Questo perché il condividere, il prendere in prestito elementi e componenti di una determinata cultura o società non sempre viene fatto con coscienza e con i giusti intenti, e la linea tra appropriazione lecita ed illecita diviene molto labile. A giocarsi tutto è il contesto.

La cultural appropriation diventa negativa quando l’appropriazione in questione viene estrapolata dal contesto e misinterpretata. A volte la scelta di utilizzo può essere innocuo: si pensi ad acconciarsi i capelli con i dreadlock, gli incensi purificativi, tatuarsi simboli tribali, comprare un kimono solo perché così in voga, fare la lettura dei tarocchi o delle carte Hoodoo per intrattenere gli ospiti di una festa, appendere sul letto un acchiappasogni – i quali erano in realtà appesi fuori dalle tende per dare informazioni sul mestiere svolto dal suo possessore, in base ai colori e alle piume usate – all’indossare un costume di Halloween in cui ci si prende gioco di un gruppo etnico o lo si rende in modo stereotipato e mistificatorio, oppure ai bindi indiani.
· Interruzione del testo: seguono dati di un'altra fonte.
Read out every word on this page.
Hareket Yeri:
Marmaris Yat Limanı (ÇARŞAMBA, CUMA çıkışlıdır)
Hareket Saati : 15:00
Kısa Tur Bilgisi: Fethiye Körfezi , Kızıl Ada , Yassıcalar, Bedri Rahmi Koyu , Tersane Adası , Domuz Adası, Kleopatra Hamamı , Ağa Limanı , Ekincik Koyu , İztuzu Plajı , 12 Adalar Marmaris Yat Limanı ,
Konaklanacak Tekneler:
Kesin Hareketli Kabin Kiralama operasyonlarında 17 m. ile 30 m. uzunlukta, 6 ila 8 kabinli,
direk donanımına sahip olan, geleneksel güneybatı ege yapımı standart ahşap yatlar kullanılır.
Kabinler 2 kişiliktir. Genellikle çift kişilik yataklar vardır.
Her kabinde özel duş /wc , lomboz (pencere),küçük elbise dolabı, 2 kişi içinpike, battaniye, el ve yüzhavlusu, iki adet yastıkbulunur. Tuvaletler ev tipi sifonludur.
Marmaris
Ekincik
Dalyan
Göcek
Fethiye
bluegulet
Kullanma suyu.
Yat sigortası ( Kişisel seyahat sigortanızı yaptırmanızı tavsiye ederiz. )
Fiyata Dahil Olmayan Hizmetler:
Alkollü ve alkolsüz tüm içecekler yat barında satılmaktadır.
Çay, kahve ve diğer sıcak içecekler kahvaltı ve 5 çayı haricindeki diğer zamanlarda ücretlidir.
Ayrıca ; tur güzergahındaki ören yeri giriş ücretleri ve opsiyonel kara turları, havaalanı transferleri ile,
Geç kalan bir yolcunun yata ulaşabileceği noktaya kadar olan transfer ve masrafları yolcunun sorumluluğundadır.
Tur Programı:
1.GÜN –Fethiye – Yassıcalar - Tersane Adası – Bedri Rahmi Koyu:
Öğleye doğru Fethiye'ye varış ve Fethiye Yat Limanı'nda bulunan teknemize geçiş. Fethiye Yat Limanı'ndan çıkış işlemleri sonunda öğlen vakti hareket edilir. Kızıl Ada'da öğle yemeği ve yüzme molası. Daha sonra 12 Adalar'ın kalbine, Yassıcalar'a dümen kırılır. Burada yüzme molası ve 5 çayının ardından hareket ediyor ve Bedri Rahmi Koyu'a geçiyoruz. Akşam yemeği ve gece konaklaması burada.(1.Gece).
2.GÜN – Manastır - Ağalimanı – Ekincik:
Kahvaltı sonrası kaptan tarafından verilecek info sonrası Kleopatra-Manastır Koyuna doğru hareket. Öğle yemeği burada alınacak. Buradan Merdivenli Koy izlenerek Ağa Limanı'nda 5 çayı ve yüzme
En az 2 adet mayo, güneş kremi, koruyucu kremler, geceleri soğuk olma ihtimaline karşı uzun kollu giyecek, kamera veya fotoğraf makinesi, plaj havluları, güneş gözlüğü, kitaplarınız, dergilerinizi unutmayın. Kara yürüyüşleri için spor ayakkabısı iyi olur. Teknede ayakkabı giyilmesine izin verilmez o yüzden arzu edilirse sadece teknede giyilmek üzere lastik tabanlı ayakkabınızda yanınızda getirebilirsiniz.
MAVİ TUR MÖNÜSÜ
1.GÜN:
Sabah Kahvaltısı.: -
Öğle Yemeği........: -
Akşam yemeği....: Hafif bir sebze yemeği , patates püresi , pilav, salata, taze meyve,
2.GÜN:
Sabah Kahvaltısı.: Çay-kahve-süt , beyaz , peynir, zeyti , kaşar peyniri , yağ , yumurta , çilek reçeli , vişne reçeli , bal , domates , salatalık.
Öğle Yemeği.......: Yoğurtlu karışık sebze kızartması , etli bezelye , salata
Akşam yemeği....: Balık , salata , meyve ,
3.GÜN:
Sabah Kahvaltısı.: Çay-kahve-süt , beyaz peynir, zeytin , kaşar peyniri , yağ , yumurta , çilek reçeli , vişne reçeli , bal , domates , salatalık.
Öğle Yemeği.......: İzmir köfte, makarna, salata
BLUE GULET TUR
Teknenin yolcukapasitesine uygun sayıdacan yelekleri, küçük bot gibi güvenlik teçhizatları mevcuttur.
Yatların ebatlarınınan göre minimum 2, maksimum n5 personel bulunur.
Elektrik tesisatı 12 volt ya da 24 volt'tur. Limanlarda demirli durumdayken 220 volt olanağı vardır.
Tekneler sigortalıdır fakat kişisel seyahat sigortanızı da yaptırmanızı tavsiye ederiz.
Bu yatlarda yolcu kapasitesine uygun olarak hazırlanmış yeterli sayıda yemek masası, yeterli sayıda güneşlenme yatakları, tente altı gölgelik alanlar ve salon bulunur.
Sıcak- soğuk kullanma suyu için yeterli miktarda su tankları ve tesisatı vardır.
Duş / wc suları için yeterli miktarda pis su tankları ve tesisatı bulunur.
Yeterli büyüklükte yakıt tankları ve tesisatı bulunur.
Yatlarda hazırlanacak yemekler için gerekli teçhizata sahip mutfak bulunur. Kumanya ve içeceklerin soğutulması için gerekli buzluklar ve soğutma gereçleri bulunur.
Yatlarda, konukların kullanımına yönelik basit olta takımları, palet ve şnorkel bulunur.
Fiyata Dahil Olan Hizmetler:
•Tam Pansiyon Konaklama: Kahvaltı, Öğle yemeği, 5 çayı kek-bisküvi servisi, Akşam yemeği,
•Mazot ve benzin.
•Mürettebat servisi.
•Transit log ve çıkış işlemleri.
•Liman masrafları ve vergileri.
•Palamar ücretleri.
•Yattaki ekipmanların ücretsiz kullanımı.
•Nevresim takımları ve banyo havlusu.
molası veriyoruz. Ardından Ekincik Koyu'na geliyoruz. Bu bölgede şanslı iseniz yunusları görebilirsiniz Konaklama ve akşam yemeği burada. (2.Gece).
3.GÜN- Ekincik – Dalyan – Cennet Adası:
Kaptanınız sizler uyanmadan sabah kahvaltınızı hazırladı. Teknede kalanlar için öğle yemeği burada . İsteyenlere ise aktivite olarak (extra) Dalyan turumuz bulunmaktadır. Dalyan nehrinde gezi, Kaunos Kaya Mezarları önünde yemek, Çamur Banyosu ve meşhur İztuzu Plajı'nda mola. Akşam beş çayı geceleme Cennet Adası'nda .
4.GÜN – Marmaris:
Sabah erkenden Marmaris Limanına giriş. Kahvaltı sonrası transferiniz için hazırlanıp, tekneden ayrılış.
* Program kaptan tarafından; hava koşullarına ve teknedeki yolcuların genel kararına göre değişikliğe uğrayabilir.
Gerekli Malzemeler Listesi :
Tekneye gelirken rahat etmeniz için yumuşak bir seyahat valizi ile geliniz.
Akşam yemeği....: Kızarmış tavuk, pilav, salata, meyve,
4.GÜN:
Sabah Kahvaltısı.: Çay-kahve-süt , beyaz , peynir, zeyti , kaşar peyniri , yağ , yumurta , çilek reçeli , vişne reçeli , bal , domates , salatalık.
Un esempio più chiaro e decisamente meno innocuo sono le statuette di Buddha.

Ebbene, in paesi come la Thailandia, dove il Buddhismo è la fede più seguita, sono apparsi cartelli tradotti in più lingue in cui si chiede di non sedersi sulle sculture o di non toccare quelle più piccole nei templi poiché oggetto di culto e non, come accade nel mondo occidentale, un oggetto di design. In questo caso, la cultural appropriation genera una mancanza di rispetto nei confronti di una religione e di una cultura. La moda è un esempio lampante di come la globalizzazione abbia reso universale ogni stile, o, meglio: la moda ha reso omaggio e al tempo stesso generato proteste per l’uso che ha fatto delle proprie scelte riguardanti tratti culturali. Ricordiamo l’esempio di Marc Jacobs che, nel 2017, aveva fatto sfilare le proprie modelle con acconciature tipiche dell’Africa sub-sahariana ribattezzandole con termini occidentalmente appetibili (ad esempio, dai Bantu Knots, i “nodi dei Bantu“, ai Mini Buns, traducibile con “mini chignon” o “rotolini“).

Questo non significa che ogni aspetto di un’altra cultura diventi off-limits: il nodo della questione è non globalizzare gli stereotipi per non rischiare di banalizzare le culture stesse. Proviamo a chiederci se quell’oggetto, quella decorazione, tradizione, ecc. ha o meno a che fare con un aspetto religioso e/o culturale ancora fortemente sentito, se le persone, in passato o ancora oggi, sono state giudicate o costrette a provare vergogna per la differenza culturale, se viene venduto o pubblicizzato solo perché di moda in questo momento. Dimentichiamo tutte le possibili implicazioni negative di una cultural appropriation, e proviamo a riflettere e ad agire a favore di una cultural appreciation.